Steve Provan

Personal information
- Place of birth: United States
- Height: 5 ft 11 in (1.80 m)
- Position(s): Defender / Midfielder / Forward

College career
- Years: Team / Apps / (Gls)
- 1989–1992: Marquette Golden Eagles

Senior career*
- Years: Team / Apps / (Gls)
- 1993–1995: Milwaukee Rampage
- 1993–1995: Canton Invaders (indoor) / 62 / (51)
- 1995–1996: Cincinnati Silverbacks (indoor) / 32 / (20)
- 1996: Hampton Roads Mariners
- 1996–1997: Milwaukee Wave (indoor) / 3 / (0)
- 1998–1999: Wisconsin Rebels
- 1999–2000: Milwaukee Rampage / 10 / (0)
- Milwaukee Bavarians

Managerial career
- 2022–: FC Milwaukee Torrent

= Steve Provan =

American soccer player

Steve Provan is an American soccer coach and former player who is the current head coach of FC Milwaukee Torrent. Provan played professionally in the National Professional Soccer League and USL A-League.

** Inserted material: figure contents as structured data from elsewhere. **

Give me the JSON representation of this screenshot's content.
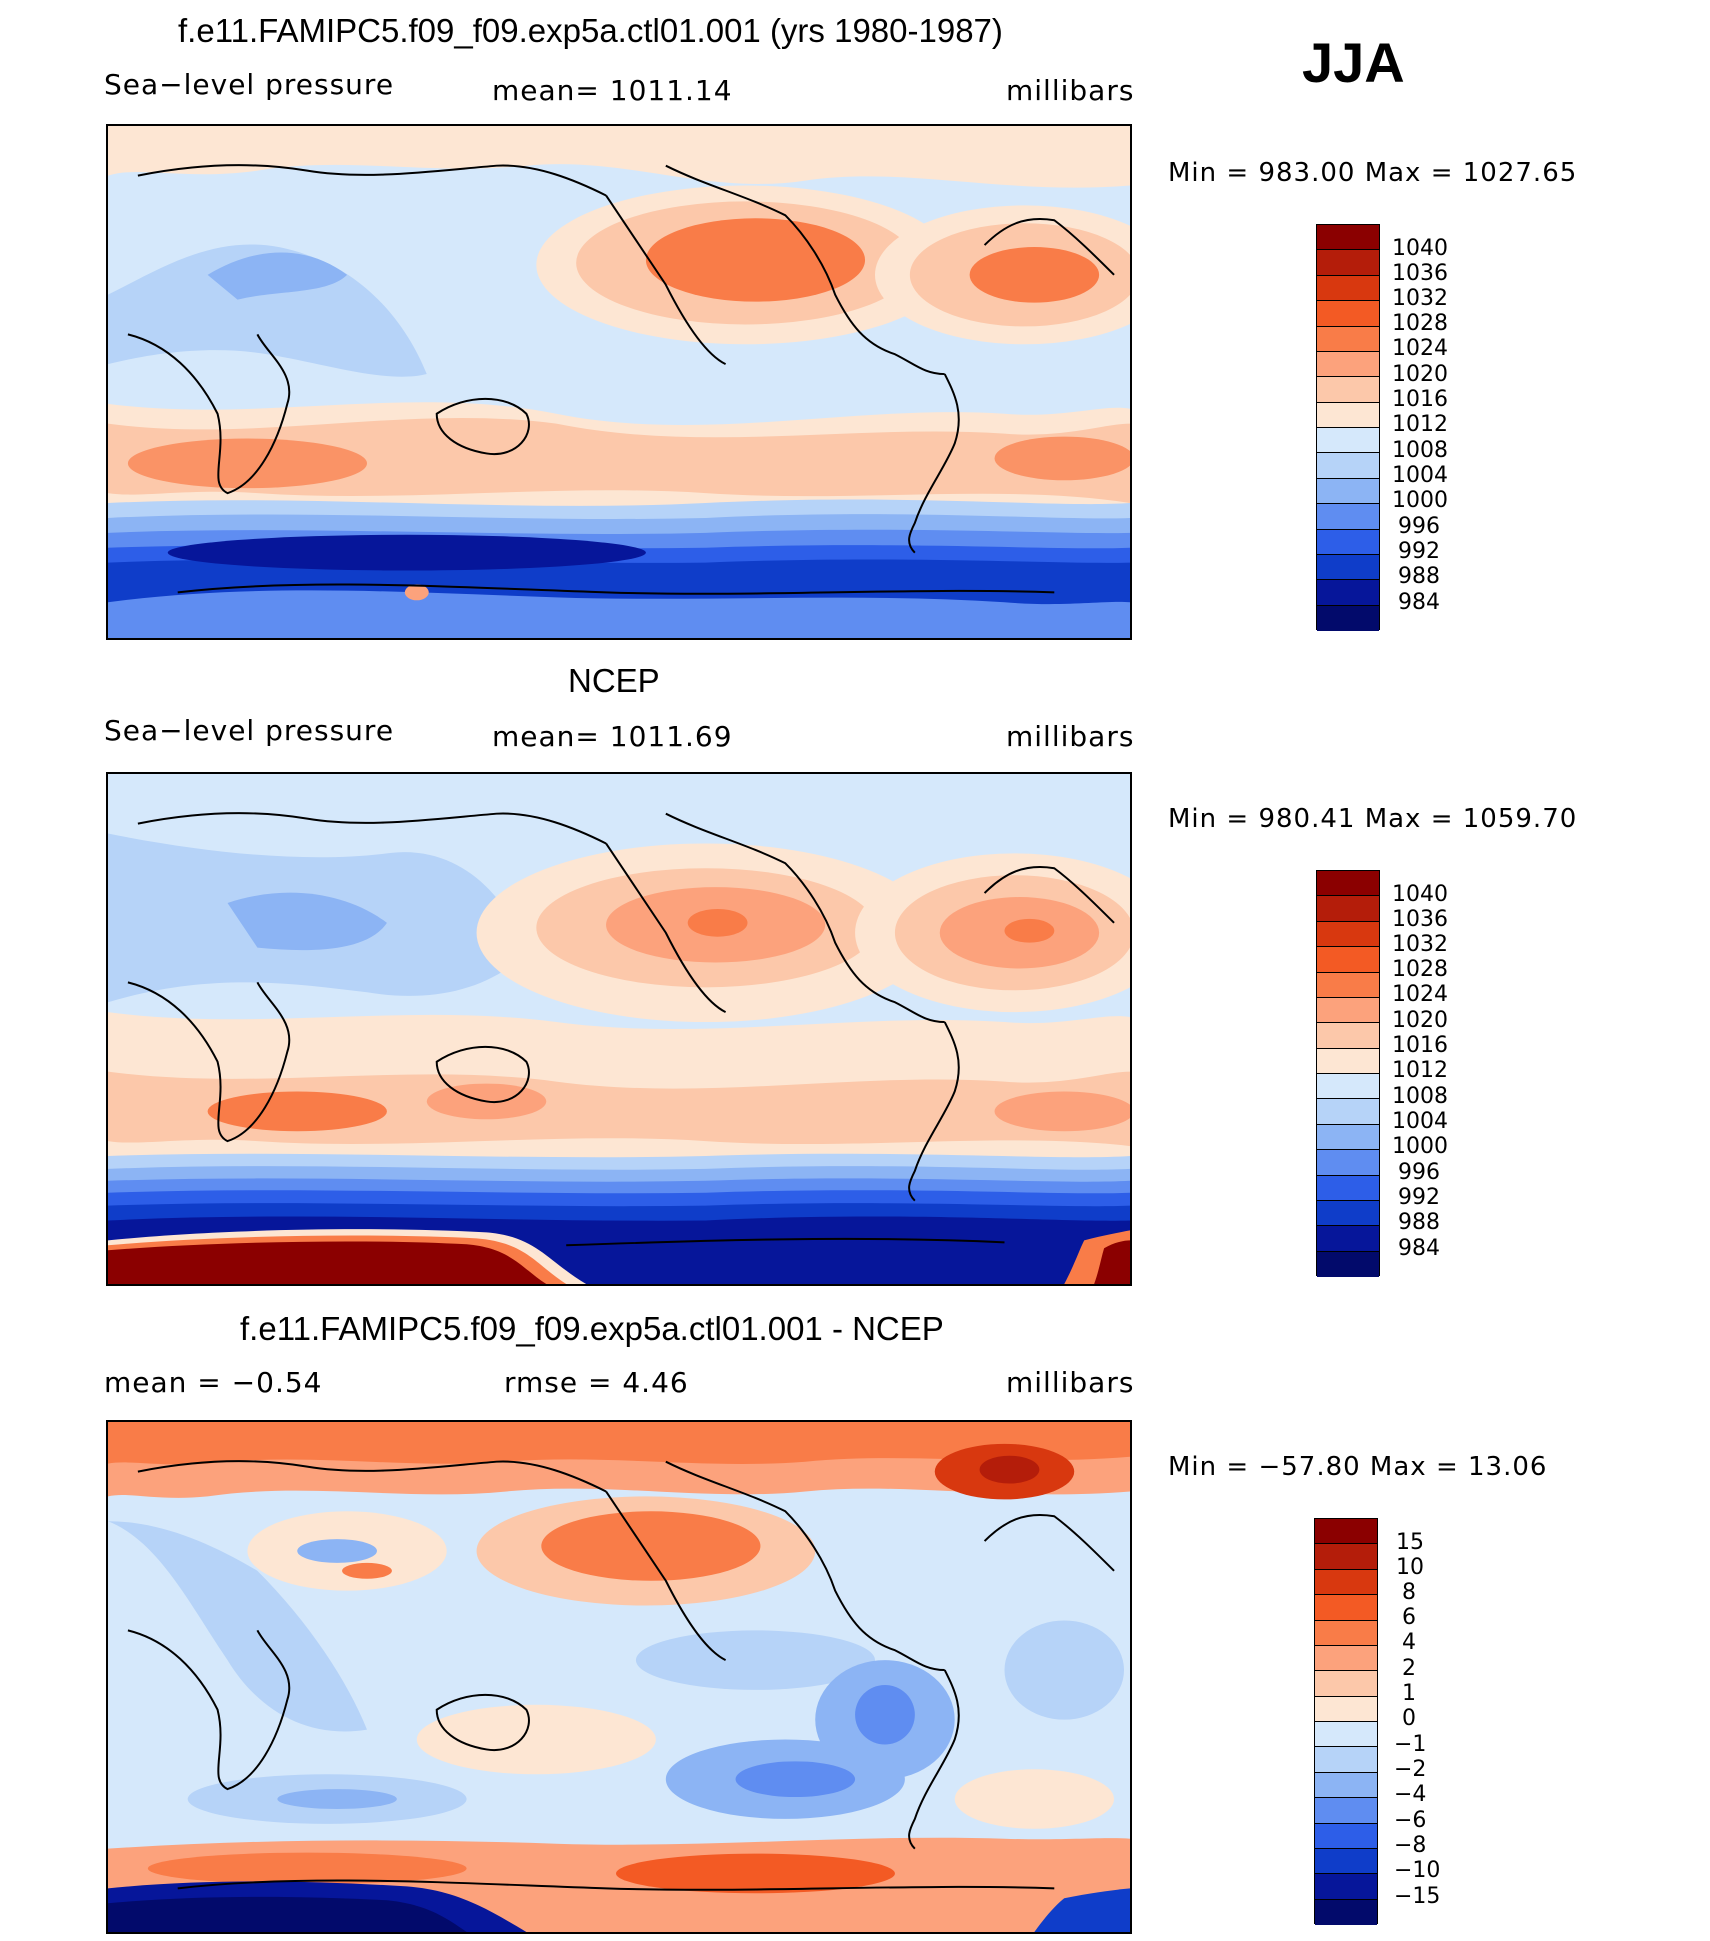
{
  "season": "JJA",
  "panels": [
    {
      "title": "f.e11.FAMIPC5.f09_f09.exp5a.ctl01.001 (yrs 1980-1987)",
      "left_label": "Sea−level pressure",
      "center_label": "mean=  1011.14",
      "right_label": "millibars",
      "minmax": "Min  =  983.00  Max  =  1027.65",
      "colorbar": {
        "labels": [
          "1040",
          "1036",
          "1032",
          "1028",
          "1024",
          "1020",
          "1016",
          "1012",
          "1008",
          "1004",
          "1000",
          "996",
          "992",
          "988",
          "984"
        ],
        "colors": [
          "#8b0000",
          "#b41d0a",
          "#d8380f",
          "#f35a24",
          "#f97c48",
          "#fca27c",
          "#fcc8aa",
          "#fde6d3",
          "#d5e8fb",
          "#b6d3f8",
          "#8cb4f4",
          "#5f8df1",
          "#2d5ee8",
          "#0f3dc9",
          "#06169a",
          "#020a6b"
        ]
      }
    },
    {
      "title": "NCEP",
      "left_label": "Sea−level pressure",
      "center_label": "mean=  1011.69",
      "right_label": "millibars",
      "minmax": "Min  =  980.41  Max  =  1059.70",
      "colorbar": {
        "labels": [
          "1040",
          "1036",
          "1032",
          "1028",
          "1024",
          "1020",
          "1016",
          "1012",
          "1008",
          "1004",
          "1000",
          "996",
          "992",
          "988",
          "984"
        ],
        "colors": [
          "#8b0000",
          "#b41d0a",
          "#d8380f",
          "#f35a24",
          "#f97c48",
          "#fca27c",
          "#fcc8aa",
          "#fde6d3",
          "#d5e8fb",
          "#b6d3f8",
          "#8cb4f4",
          "#5f8df1",
          "#2d5ee8",
          "#0f3dc9",
          "#06169a",
          "#020a6b"
        ]
      }
    },
    {
      "title": "f.e11.FAMIPC5.f09_f09.exp5a.ctl01.001 - NCEP",
      "left_label": "mean  =    −0.54",
      "center_label": "rmse  =     4.46",
      "right_label": "millibars",
      "minmax": "Min  = −57.80  Max  =    13.06",
      "colorbar": {
        "labels": [
          "15",
          "10",
          "8",
          "6",
          "4",
          "2",
          "1",
          "0",
          "−1",
          "−2",
          "−4",
          "−6",
          "−8",
          "−10",
          "−15"
        ],
        "colors": [
          "#8b0000",
          "#b41d0a",
          "#d8380f",
          "#f35a24",
          "#f97c48",
          "#fca27c",
          "#fcc8aa",
          "#fde6d3",
          "#d5e8fb",
          "#b6d3f8",
          "#8cb4f4",
          "#5f8df1",
          "#2d5ee8",
          "#0f3dc9",
          "#06169a",
          "#020a6b"
        ]
      }
    }
  ]
}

Provan, brother of Josh Provan, graduated from Cudahy High School. He attended Marquette University, playing on the men's soccer team from 1989 to 1992. In 1993, Provan graduated with a bachelor's degree in engineering. That summer, he played for the Milwaukee Rampage which was an independent amateur team at the time. In 1993, the Canton Invaders selected him in the second round of the National Professional Soccer League draft. In addition to playing for the Invaders, Provan also played outdoor soccer with the Milwaukee Rampage in 1994 and 1995. On November 29, 1995, the Invaders traded Provan to the Cincinnati Silverbacks in exchange for Chris Pfau. In the summer of 1996, Provan joined the Hampton Roads Mariners of the USISL Select League, but spent most of the season injured. In July 1996, the Philadelphia KiXX selected Provan in the NPSL expansion draft. On August 26, 1996, the KiXX traded Provan to the Milwaukee Wave in exchange for Don D'Ambra. Injuries limited Provan to three games and he did not play again until 1998 when he joined the Wisconsin Rebels of the USL Premier Development League. In July 1999, the Milwaukee Rampage called Provan up from the Rebels and he finished the season with them. In 2000, he played his last professional season with the Rampage. Provan continued to play high level amateur soccer with the Milwaukee Bavarians.

In 2012, Provan became the head coach of the Sussex Hamilton High School boys' team.

On March 3, 2022, FC Milwaukee Torrent named Provan as head coach for the NPSL squad ahead of the 2022 season.